This article by Sanjay Kirloskar, President, AIMA was published in ‘The Hindu Business Line’ on 26th October 2019.
Managing business has only gotten tougher, as the domestic economic slowdown has added to the challenge of technological and trade disruptions. India’s economy has been slipping for a few quarters, and expectations for the future are tinged with Worry. Quite a few sectors are feeling the pinch, and it has become a challenge to achieve growth or even sustain performance. However, bad times are good for house-cleaning and reorganisation. The pressure to survive can be used to become fit for growth.

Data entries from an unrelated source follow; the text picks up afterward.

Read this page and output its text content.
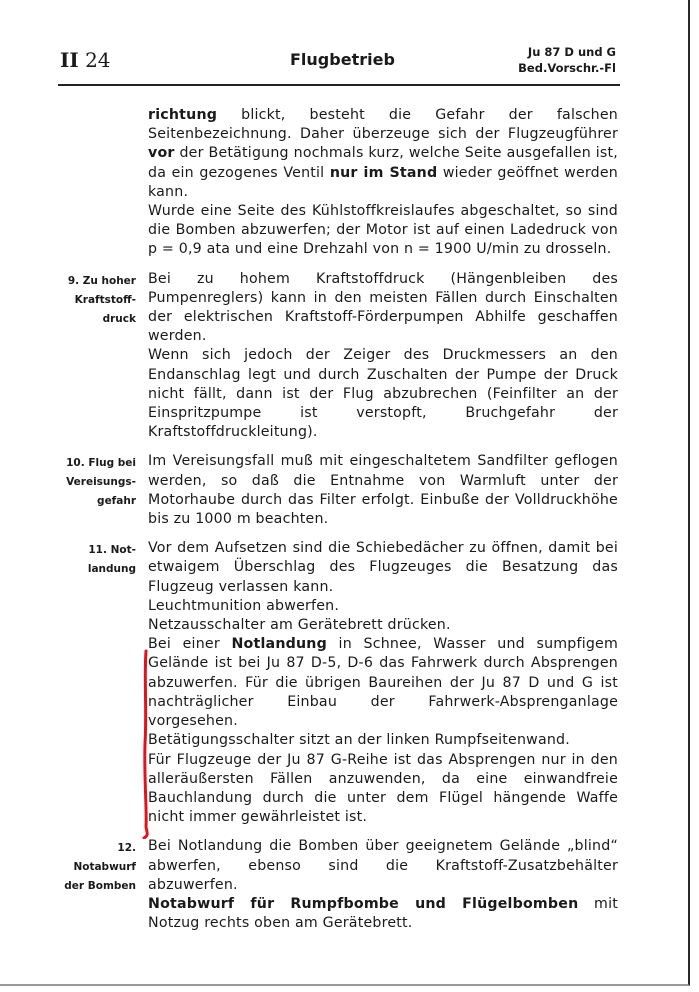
II 24	Flugbetrieb	Ju 87 D und G
Bed.Vorschr.-Fl

richtung blickt, besteht die Gefahr der falschen Seitenbezeichnung. Daher überzeuge sich der Flugzeugführer vor der Betätigung nochmals kurz, welche Seite ausgefallen ist, da ein gezogenes Ventil nur im Stand wieder geöffnet werden kann.

Wurde eine Seite des Kühlstoffkreislaufes abgeschaltet, so sind die Bomben abzuwerfen; der Motor ist auf einen Ladedruck von p = 0,9 ata und eine Drehzahl von n = 1900 U/min zu drosseln.

9. Zu hoher
Kraftstoff-
druck

Bei zu hohem Kraftstoffdruck (Hängenbleiben des Pumpenreglers) kann in den meisten Fällen durch Einschalten der elektrischen Kraftstoff-Förderpumpen Abhilfe geschaffen werden.

Wenn sich jedoch der Zeiger des Druckmessers an den Endanschlag legt und durch Zuschalten der Pumpe der Druck nicht fällt, dann ist der Flug abzubrechen (Feinfilter an der Einspritzpumpe ist verstopft, Bruchgefahr der Kraftstoffdruckleitung).

10. Flug bei
Vereisungs-
gefahr

Im Vereisungsfall muß mit eingeschaltetem Sandfilter geflogen werden, so daß die Entnahme von Warmluft unter der Motorhaube durch das Filter erfolgt. Einbuße der Volldruckhöhe bis zu 1000 m beachten.

11. Not-
landung

Vor dem Aufsetzen sind die Schiebedächer zu öffnen, damit bei etwaigem Überschlag des Flugzeuges die Besatzung das Flugzeug verlassen kann.

Leuchtmunition abwerfen.

Netzausschalter am Gerätebrett drücken.

Bei einer Notlandung in Schnee, Wasser und sumpfigem Gelände ist bei Ju 87 D-5, D-6 das Fahrwerk durch Absprengen abzuwerfen. Für die übrigen Baureihen der Ju 87 D und G ist nachträglicher Einbau der Fahrwerk-Absprenganlage vorgesehen.

Betätigungsschalter sitzt an der linken Rumpfseitenwand.

Für Flugzeuge der Ju 87 G-Reihe ist das Absprengen nur in den alleräußersten Fällen anzuwenden, da eine einwandfreie Bauchlandung durch die unter dem Flügel hängende Waffe nicht immer gewährleistet ist.

12. Notabwurf
der Bomben

Bei Notlandung die Bomben über geeignetem Gelände „blind“ abwerfen, ebenso sind die Kraftstoff-Zusatzbehälter abzuwerfen.

Notabwurf für Rumpfbombe und Flügelbomben mit Notzug rechts oben am Gerätebrett.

It is instinctive to retreat into a shell now, but it is not a safe option with the business environment changing fast. A scramble to save money only fulfils the prophecy of doom. Worse, it damages the organisation’s vitals. As Warren Buffet said: “When others are fearful, be greedy”.
Bringing in efficiency
A downturn is the time to streamline the organisation and invest in the future. When sales are growing, the aim is to produce more, but when the market stumbles, one can focus on improving products. A crisis brings a sense of discipline and urgency to the organisation, because the market no longer pays for sloppiness.
Organisations grow fat on growth, but need to get fit to compete for a shrinking pie. They must get the most out of their spending and create innovative products and deals to excite a moribund market. They must reinvent their business models to offer better value and convenience to the customer.
During a downturn, organisations must become clearer about their positioning and vision, shorten their plan horizons, intensify performance enhancement and set targets dynamically. Vanity projects should be set aside and margins should become sacrosanct. Liquidity is critical when everyone is in panic mode, and the risk of receivables delay and default increases. Reducing sales on credit and diligent recovery of outstanding payments can be critical when cash becomes scarce. At the same time, organisations must reduce their own debt to minimise compulsory outgo and strengthen solvency for fresh investment.
Many organisations tend to operate on the fat with a machete instead of a surgical knife. The rule of thumb is then to cut 10 per cent costs across the board at any sign of trouble, which tends to cut into the organisation’s bones. The zeal to cut expenses extends to headcount, marketing and product development too.
Rash cost-cutting destabilises the supply chain, damages customer confidence and motivates talented employees to leave. Showing confidence is central to doing well in a downturn. It helps to sign long-term contracts with key customers, suppliers and employees.
Focus on products
Increasing spending on product development and marketing are essential to recession-proof an organisation. New design and functionality of products can get people to spend even in a bad economy. Apple launched the iPhone at the peak of the financial crisis in the US, and most of the other digital giants of today began disrupting the market around the time too. People will pay if they are offered unprecedented utility or a means to save money and effort.
One also needs to market more during crises, not less. Instead of cutting marketing budgets, organisations need to improve their propositions and push them with persistence.
A downturn puts pressure on prices, and dropping them to push sales is a reflex. However, conceding pricing power is a self-harming strategy, because raising a price once lowered is extremely difficult. One can offer a bargain to the saving-conscious customer by offering add-ons without giving up the price point. One can also offer expensive products on a pay-as-you-use basis, to save the immediate expenses of customers.
Fishing in the troubled waters can be useful, It is easier and cheaper to buy competing and complementary businesses in a downturn. However, one must resist the temptation to buy an asset, organisation or customer base just because they are cheap and available.
It is critical that focus be on acquiring new capabilities to grow the market, in the present and in the future. In a structural downturn, it is better to shed conventional assets than to add to them.
Leadership matters more than strategy in surviving a downturn. A troubled organisation first needs inspiring leadership, followed by an exacting management. A leader must fire up the organisation for the fight. The organisation must be encouraged to pursue new revenue sources, new markets, new business models and to adopt a new structure and culture. Looking beyond the present is central to rescuing an organisation from self-flagellation and making it focus on the next steps.
Every downturn produces new winners and losers. Those Who try to wait out the storm are usually disappointed. The future belongs to those who create it.